I put “decentralized stack” in quotes because many of Vitalik’s suggestions are in reality significantly more centralized than the “Traditional stack”. The most egregious example is “DAOs”, for example. Almost all DAOs today are dystopian plutocracies where a handful of whales and VCs control everything. Even the ones trying to break free are light years away from traditional organisation structures - particularly cooperatives - which are infinitely more decentralized and democratic than any DAO will ever be. Heck, even the largest public corporations are answerable to democratically elected regulatory bodies, e.g. Apple being forced to adopt USB-C standard, allow sideloading apps, alternative app stores etc. But I digress…

OK, I didn’t want to make this post about criticizing Vitalik’s list, but I write these blog posts improvisational style, so it’s important to note that the “Banking system” is a much larger superset of what the “Decentralized stack” offers. Vitalik notes that we still need banks for loans, but it’s not just loans, it’s really anything subjective - subjective money with monetary policy, dispute resolution for scams, etc. In reality, there’s an overlap between “Banking system” and “ETH, stablecoins, L2s for payments, DEXes etc”, but they also offer different services, so the two stacks are not comparable, and you’ll need both. Yes, you can add the traditional stack on top of the crypto stuff, but then it’s just part of the traditional stack. Finally, I’ll also note that Vitalik is not a fundamentalist and readily acknowledges that most people will mix and match both stacks.

With that said, ETH and native crypto assets absolutely, 100% need strict global consensus! Indeed, this is the dominant usecase, accounting for >90% of crypto’s $ value.

Some of the other usecases - it depends. Stablecoins don’t necessarily need strict global consensus, but strict global consensus has allowed them to frontrun regulations and come to market early.

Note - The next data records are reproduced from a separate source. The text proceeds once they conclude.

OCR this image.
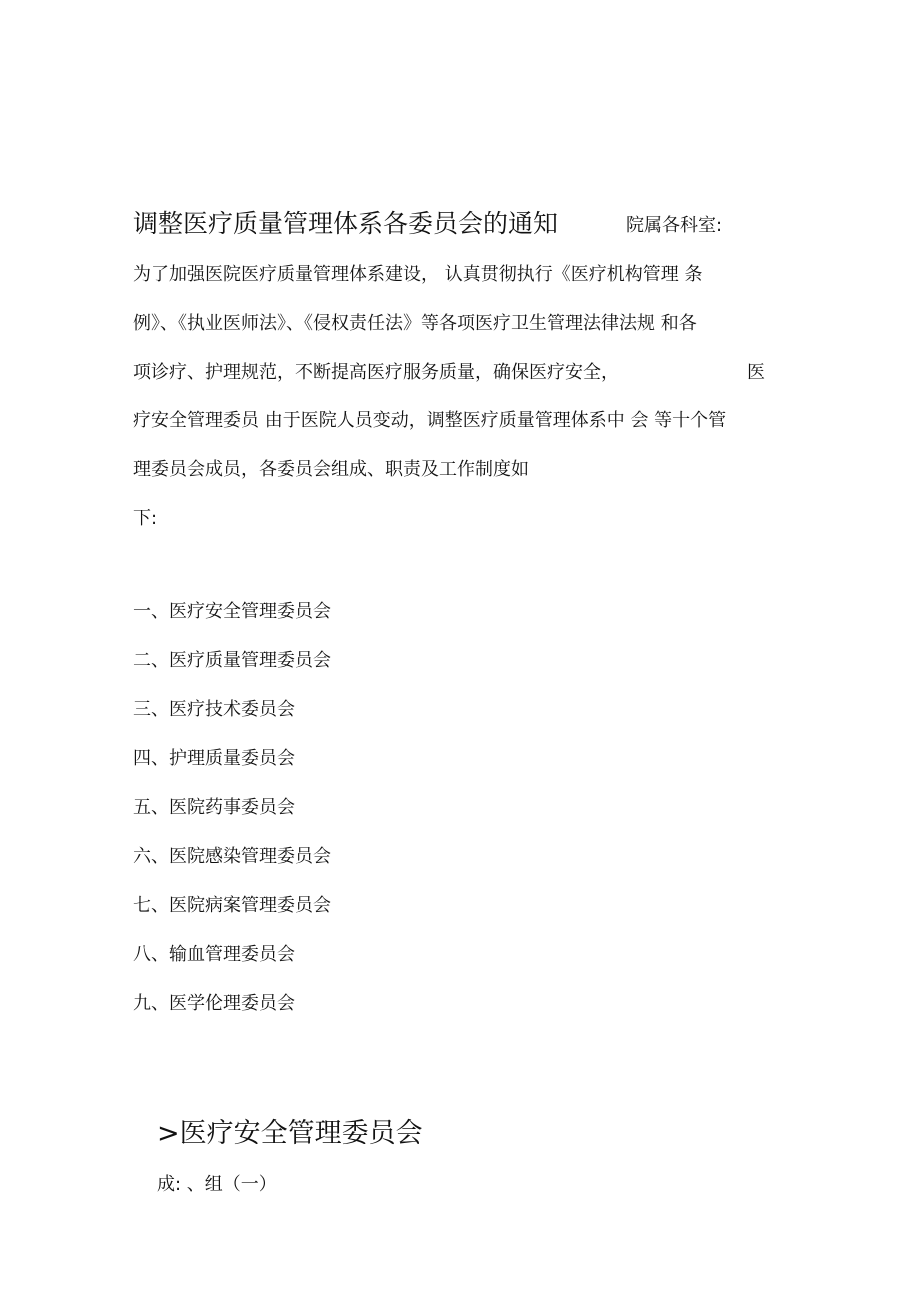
调整医疗质量管理体系各委员会的通知	院属各科室:
为了加强医院医疗质量管理体系建设， 认真贯彻执行《医疗机构管理 条
例》、《执业医师法》、《侵权责任法》等各项医疗卫生管理法律法规 和各
项诊疗、护理规范，不断提高医疗服务质量，确保医疗安全，	医
疗安全管理委员 由于医院人员变动，调整医疗质量管理体系中 会 等十个管
理委员会成员，各委员会组成、职责及工作制度如
下:
一、医疗安全管理委员会
二、医疗质量管理委员会
三、医疗技术委员会
四、护理质量委员会
五、医院药事委员会
六、医院感染管理委员会
七、医院病案管理委员会
八、输血管理委员会
九、医学伦理委员会
>医疗安全管理委员会
成: 、组（一）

But eventually, there’s no reason a US CBDC cannot offer exactly the same service as a USDT or USDC, but in a more decentralized and efficient manner, cutting out the middlemen (i.e. Tether, Ethereum, L2s etc.). I’ve also argued using ZKPs CBDCs can be fair and democratic - but of course, bad implementations of CBDC can also be dystopian.

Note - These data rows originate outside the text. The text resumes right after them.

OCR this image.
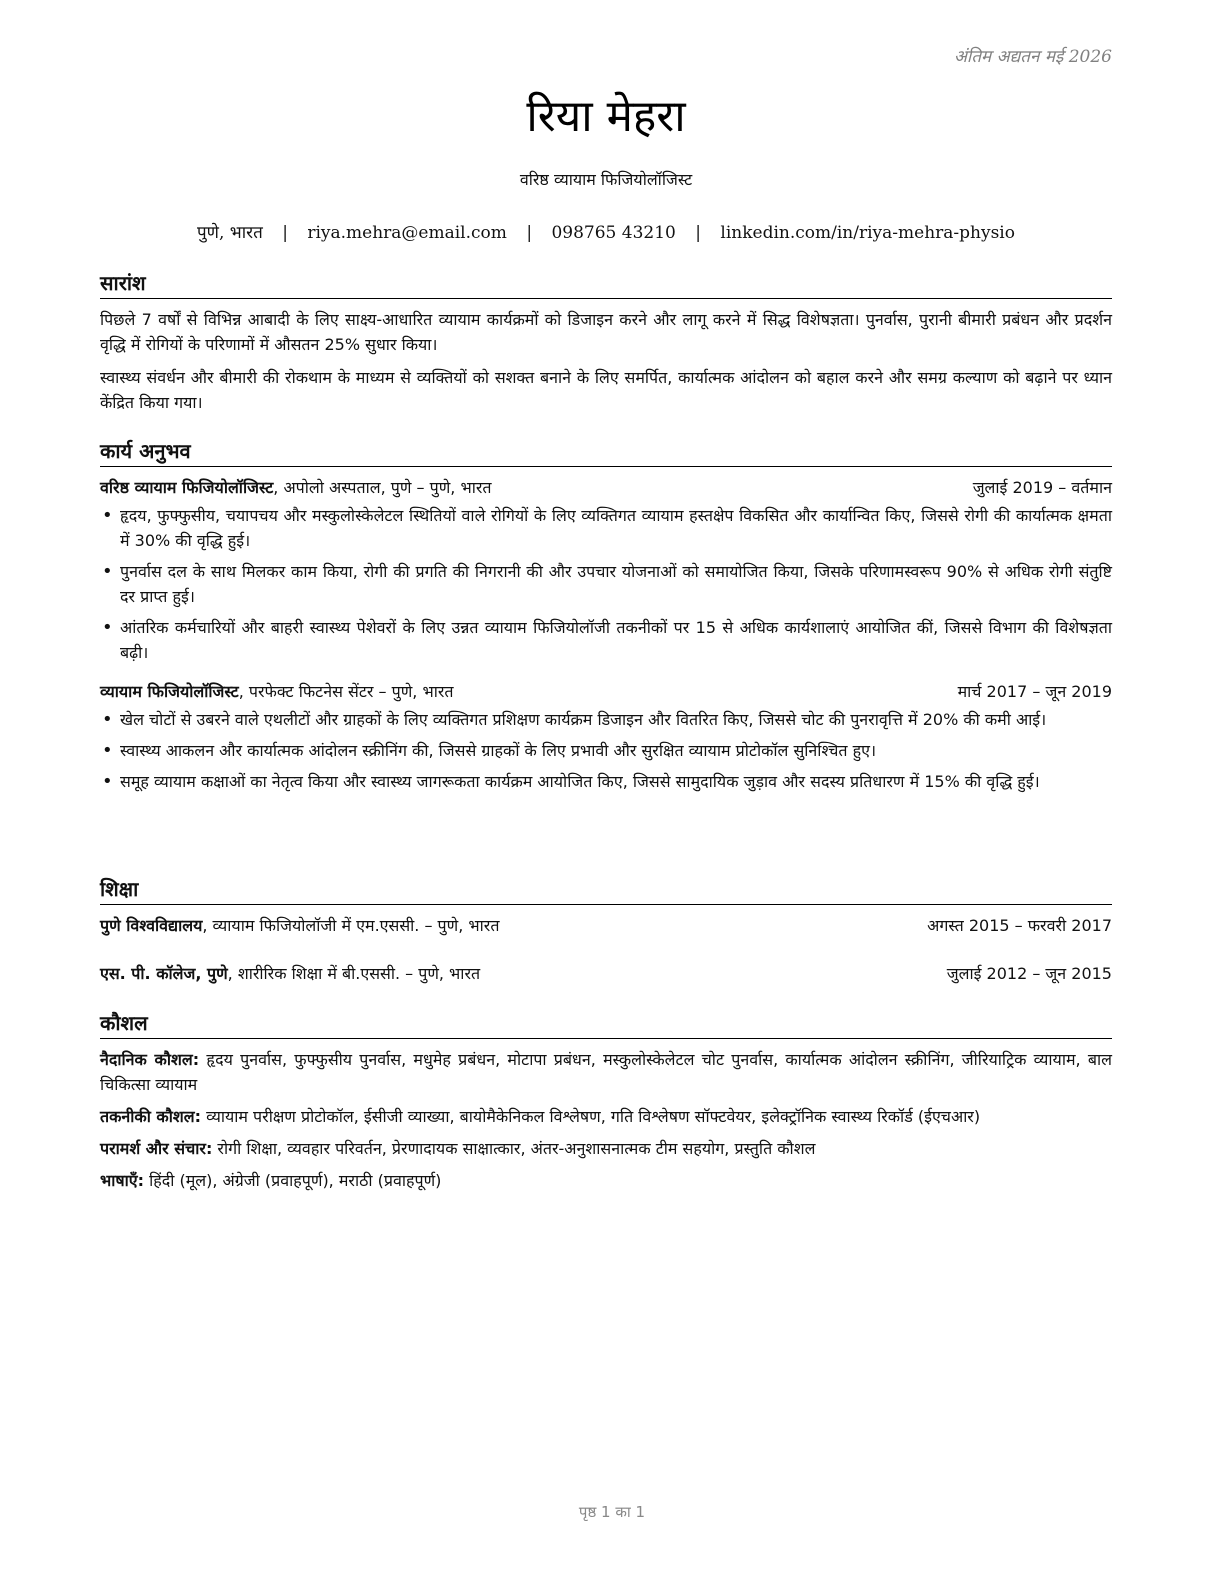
अंतिम अद्यतन मई 2026
रिया मेहरा
वरिष्ठ व्यायाम फिजियोलॉजिस्ट
पुणे, भारत | riya.mehra@email.com | 098765 43210 | linkedin.com/in/riya-mehra-physio
सारांश

पिछले 7 वर्षों से विभिन्न आबादी के लिए साक्ष्य-आधारित व्यायाम कार्यक्रमों को डिजाइन करने और लागू करने में सिद्ध विशेषज्ञता। पुनर्वास, पुरानी बीमारी प्रबंधन और प्रदर्शन वृद्धि में रोगियों के परिणामों में औसतन 25% सुधार किया।

स्वास्थ्य संवर्धन और बीमारी की रोकथाम के माध्यम से व्यक्तियों को सशक्त बनाने के लिए समर्पित, कार्यात्मक आंदोलन को बहाल करने और समग्र कल्याण को बढ़ाने पर ध्यान केंद्रित किया गया।

कार्य अनुभव
वरिष्ठ व्यायाम फिजियोलॉजिस्ट, अपोलो अस्पताल, पुणे – पुणे, भारत	जुलाई 2019 – वर्तमान
• हृदय, फुफ्फुसीय, चयापचय और मस्कुलोस्केलेटल स्थितियों वाले रोगियों के लिए व्यक्तिगत व्यायाम हस्तक्षेप विकसित और कार्यान्वित किए, जिससे रोगी की कार्यात्मक क्षमता में 30% की वृद्धि हुई।
• पुनर्वास दल के साथ मिलकर काम किया, रोगी की प्रगति की निगरानी की और उपचार योजनाओं को समायोजित किया, जिसके परिणामस्वरूप 90% से अधिक रोगी संतुष्टि दर प्राप्त हुई।
• आंतरिक कर्मचारियों और बाहरी स्वास्थ्य पेशेवरों के लिए उन्नत व्यायाम फिजियोलॉजी तकनीकों पर 15 से अधिक कार्यशालाएं आयोजित कीं, जिससे विभाग की विशेषज्ञता बढ़ी।
व्यायाम फिजियोलॉजिस्ट, परफेक्ट फिटनेस सेंटर – पुणे, भारत	मार्च 2017 – जून 2019
• खेल चोटों से उबरने वाले एथलीटों और ग्राहकों के लिए व्यक्तिगत प्रशिक्षण कार्यक्रम डिजाइन और वितरित किए, जिससे चोट की पुनरावृत्ति में 20% की कमी आई।
• स्वास्थ्य आकलन और कार्यात्मक आंदोलन स्क्रीनिंग की, जिससे ग्राहकों के लिए प्रभावी और सुरक्षित व्यायाम प्रोटोकॉल सुनिश्चित हुए।
• समूह व्यायाम कक्षाओं का नेतृत्व किया और स्वास्थ्य जागरूकता कार्यक्रम आयोजित किए, जिससे सामुदायिक जुड़ाव और सदस्य प्रतिधारण में 15% की वृद्धि हुई।
शिक्षा
पुणे विश्वविद्यालय, व्यायाम फिजियोलॉजी में एम.एससी. – पुणे, भारत	अगस्त 2015 – फरवरी 2017
एस. पी. कॉलेज, पुणे, शारीरिक शिक्षा में बी.एससी. – पुणे, भारत	जुलाई 2012 – जून 2015
कौशल
नैदानिक कौशल: हृदय पुनर्वास, फुफ्फुसीय पुनर्वास, मधुमेह प्रबंधन, मोटापा प्रबंधन, मस्कुलोस्केलेटल चोट पुनर्वास, कार्यात्मक आंदोलन स्क्रीनिंग, जीरियाट्रिक व्यायाम, बाल चिकित्सा व्यायाम
तकनीकी कौशल: व्यायाम परीक्षण प्रोटोकॉल, ईसीजी व्याख्या, बायोमैकेनिकल विश्लेषण, गति विश्लेषण सॉफ्टवेयर, इलेक्ट्रॉनिक स्वास्थ्य रिकॉर्ड (ईएचआर)
परामर्श और संचार: रोगी शिक्षा, व्यवहार परिवर्तन, प्रेरणादायक साक्षात्कार, अंतर-अनुशासनात्मक टीम सहयोग, प्रस्तुति कौशल
भाषाएँ: हिंदी (मूल), अंग्रेजी (प्रवाहपूर्ण), मराठी (प्रवाहपूर्ण)
पृष्ठ 1 का 1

Now, even in that world, there’ll be demand for blockchain-based stablecoins, so yes - it does require strict global consensus, but perhaps more as a niche long term.

DEXes - yes, they do need strict global consensus, but also it’s a niche. A vast majority of trading happens on CEXs, and will continue particularly with regulated products like spot ETFs now available. I’ll add DeFi into this camp, and yes - DeFi absolutely needs strict global consensus for its unique properties. Obviously, it’s a niche too.

I’ve already railed against DAOs. I’d argue that a vast majority of DAOs don’t really need strict global consensus. They do need it for making their tokens globally accessible, but that’s about it. Or, if the DAOs are crypto protocols, and the proposals and voting lead to smart contract execution. But a vast majority of things that a vast majority of DAOs do - they don’t need strict global consensus.

Yes, ENS does require strict global consensus! You need a global registry that everyone agrees with. At the same time, I don’t know if this is the endgame, and it’s possible see new identity solutions emerge beyond what public blockchains can do.

I’ve grouped all of these things together, because by and large, most of these do not require strict global consensus, and can be achieved peer-to-peer.

The one exception is Sign in with Ethereum. Though it doesn’t need to write to strict global consensus, it may need to read from strict global consensus. Also, some of these may need strict global consensus for one or two aspects, even if they are mostly done without.

To conclude, we keep coming to the same conclusion, and growing our evidence base - strict global consensus enables objective money and objective identity. Applications requiring these two things can benefit from the strict global consensus property of public blockchains. For nearly everything else (niche usecases aside) - just use peer-to-peer or other traditional methods.